Rabu, 02 April 2014
Hukum Suap Menyuap (Ar-Risywah) (1)
KEGIATAN suap-menyuap kendati telah diketahui keharamannya namun tetap saja gencar dilakukan orang-orang, entah itu untuk meraih pekerjaan, pemenangan hukum hingga untuk memasukan anak ke lembaga pendidikan pun tak lepas dari praktik suap-menyuap.
Lumrah kita mendengar sekarang ini, misalnya untuk memasukkan anak ke sekolah yang bonafid, tidak cukup hanya bermodal nilai UN yang tinggi tapi dibutuhkan juga uang yang banyak untuk meloloskan sang anak. Sungguh pemandangan yang sangat menyedihkan. Dan yang lebih menyedihkan lagi, mereka yang melakukannya adalah orang-orang yang mengaku muslim.
Padahal jelas-jelas Rasulullah shallallahu ‘alaihi wasallam sebagai teladan bagi seorang muslim sangat mengecam keras para pelaku suap-menyuap itu.
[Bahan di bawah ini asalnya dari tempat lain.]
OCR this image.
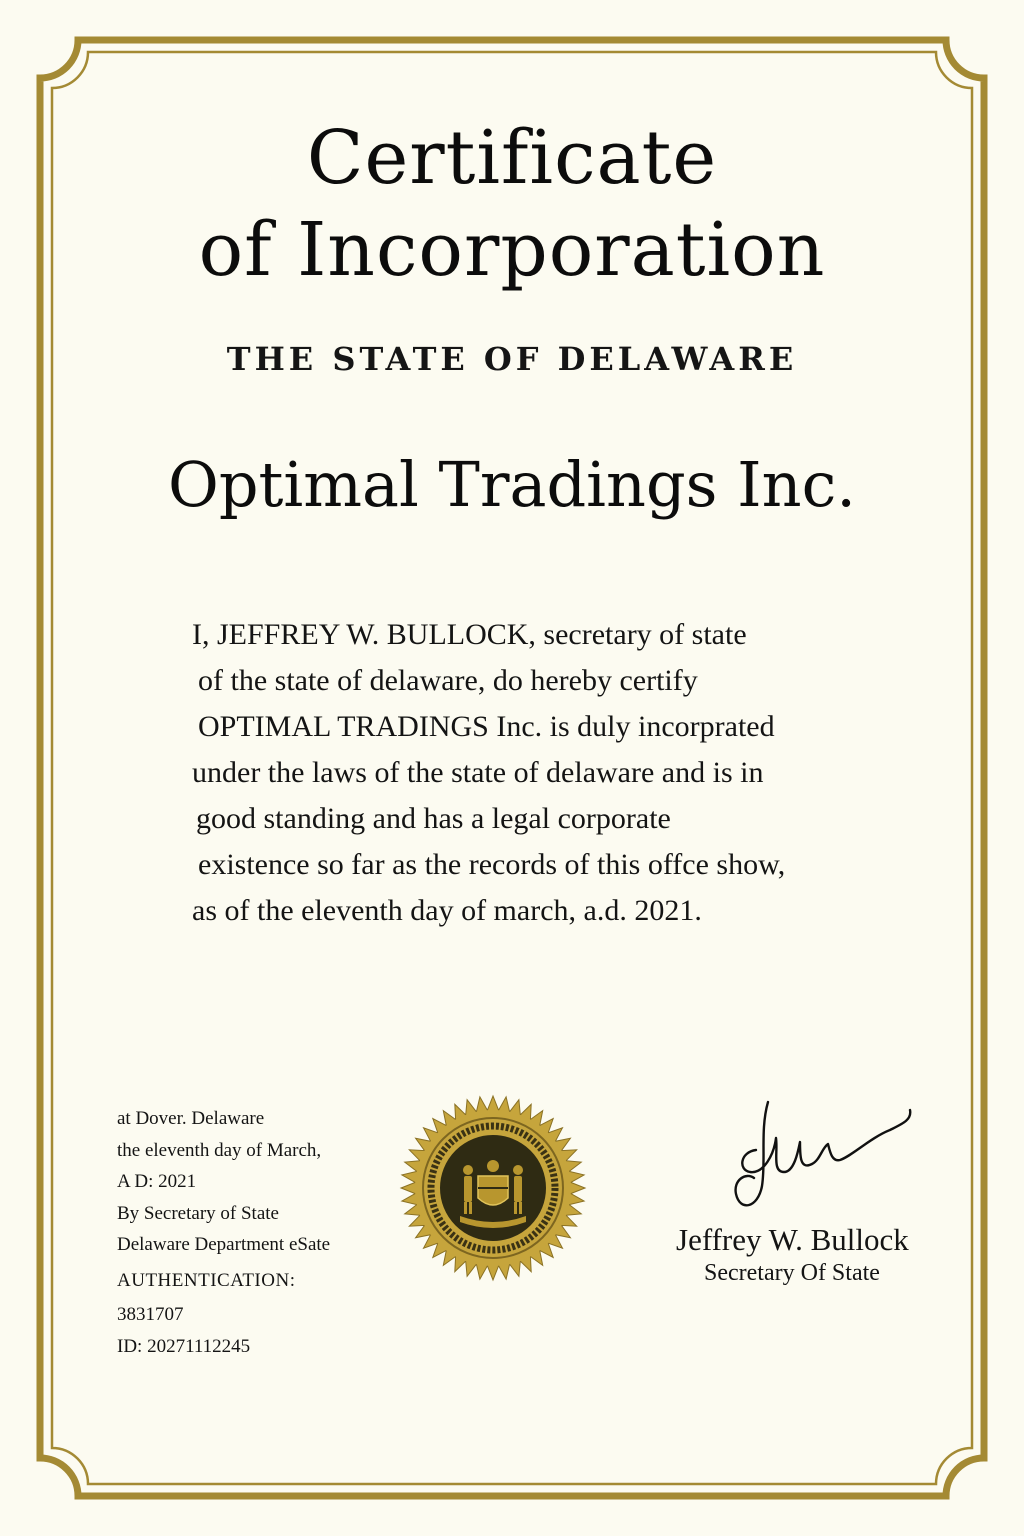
Certificate
of Incorporation
THE STATE OF DELAWARE
Optimal Tradings Inc.
I, JEFFREY W. BULLOCK, secretary of state
of the state of delaware, do hereby certify
OPTIMAL TRADINGS Inc. is duly incorprated
under the laws of the state of delaware and is in
good standing and has a legal corporate
existence so far as the records of this offce show,
as of the eleventh day of march, a.d. 2021.
at Dover. Delaware
the eleventh day of March,
A D: 2021
By Secretary of State
Delaware Department eSate
AUTHENTICATION:
3831707
ID: 20271112245
Jeffrey W. Bullock
Secretary Of State
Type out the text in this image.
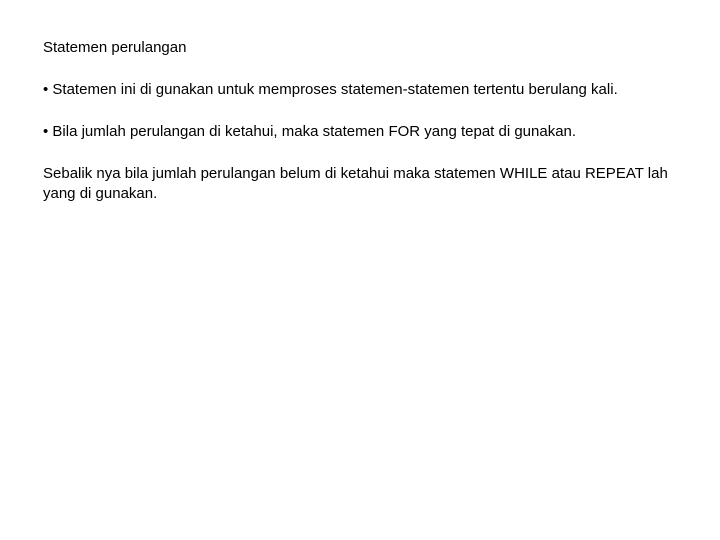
Statemen perulangan

• Statemen ini di gunakan untuk memproses statemen-statemen tertentu berulang kali.

• Bila jumlah perulangan di ketahui, maka statemen FOR yang tepat di gunakan.

Sebalik nya bila jumlah perulangan belum di ketahui maka statemen WHILE atau REPEAT lah yang di gunakan.
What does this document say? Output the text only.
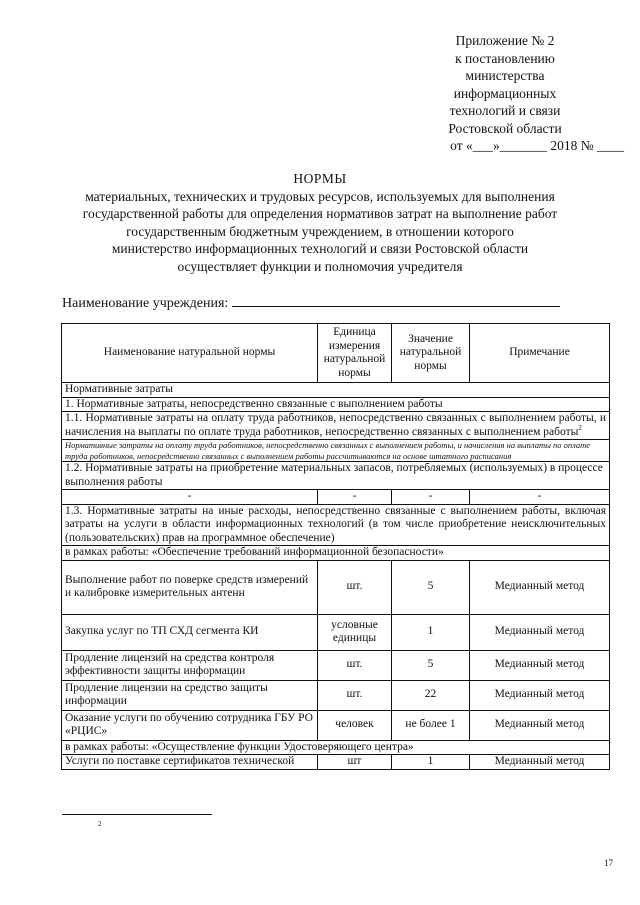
Приложение № 2
к постановлению
министерства
информационных
технологий и связи
Ростовской области
от «___»_______ 2018 № ____
НОРМЫ
материальных, технических и трудовых ресурсов, используемых для выполнения
государственной работы для определения нормативов затрат на выполнение работ
государственным бюджетным учреждением, в отношении которого
министерство информационных технологий и связи Ростовской области
осуществляет функции и полномочия учредителя
Наименование учреждения:
Наименование натуральной нормы	Единица измерения натуральной нормы	Значение натуральной нормы	Примечание
Нормативные затраты			
1. Нормативные затраты, непосредственно связанные с выполнением работы			
1.1. Нормативные затраты на оплату труда работников, непосредственно связанных с выполнением работы, и начисления на выплаты по оплате труда работников, непосредственно связанных с выполнением работы$^2$
Нормативные затраты на оплату труда работников, непосредственно связанных с выполнением работы, и начисления на выплаты по оплате труда работников, непосредственно связанных с выполнением работы рассчитываются на основе штатного расписания			
1.2. Нормативные затраты на приобретение материальных запасов, потребляемых (используемых) в процессе выполнения работы			
-	-	-	-
1.3. Нормативные затраты на иные расходы, непосредственно связанные с выполнением работы, включая затраты на услуги в области информационных технологий (в том числе приобретение неисключительных (пользовательских) прав на программное обеспечение)			
в рамках работы: «Обеспечение требований информационной безопасности»			
Выполнение работ по поверке средств измерений и калибровке измерительных антенн	шт.	5	Медианный метод
Закупка услуг по ТП СХД сегмента КИ	условные единицы	1	Медианный метод
Продление лицензий на средства контроля эффективности защиты информации	шт.	5	Медианный метод
Продление лицензии на средство защиты информации	шт.	22	Медианный метод
Оказание услуги по обучению сотрудника ГБУ РО «РЦИС»	человек	не более 1	Медианный метод
в рамках работы: «Осуществление функции Удостоверяющего центра»			
Услуги по поставке сертификатов технической	шт	1	Медианный метод
2
17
Islam sebagai agama yang sempurna (syamil) sangat mengharamkan praktik suap-menyuap bahkan Rasulullah shallallahu ‘alaihi wasallam mengutuk (melaknat) para pelaku hingga penghubung suap-menyuap sebagaimana hadits tersebut.
Suap-menyuap dalam Islam disebut juga ar-Risywah, Ibnu Atsir dalam an-Nihayah fi Gharibil Hadits wal Atsar mendefiniskan; ar-Risywah adalah usaha memenuhi hajat (kepentingannya) dengan membujuk. Kata ar-Risywah sendiri berarti Tali yang menyampaikan timba ke air.
Jadi, ar-Risywah adalah pemberian apa saja (berupa uang atau yang lain) kepada penguasa, hakim atau pengurus suatu urusan agar memutuskan perkara atau menangguhkannya dengan cara yang bathil.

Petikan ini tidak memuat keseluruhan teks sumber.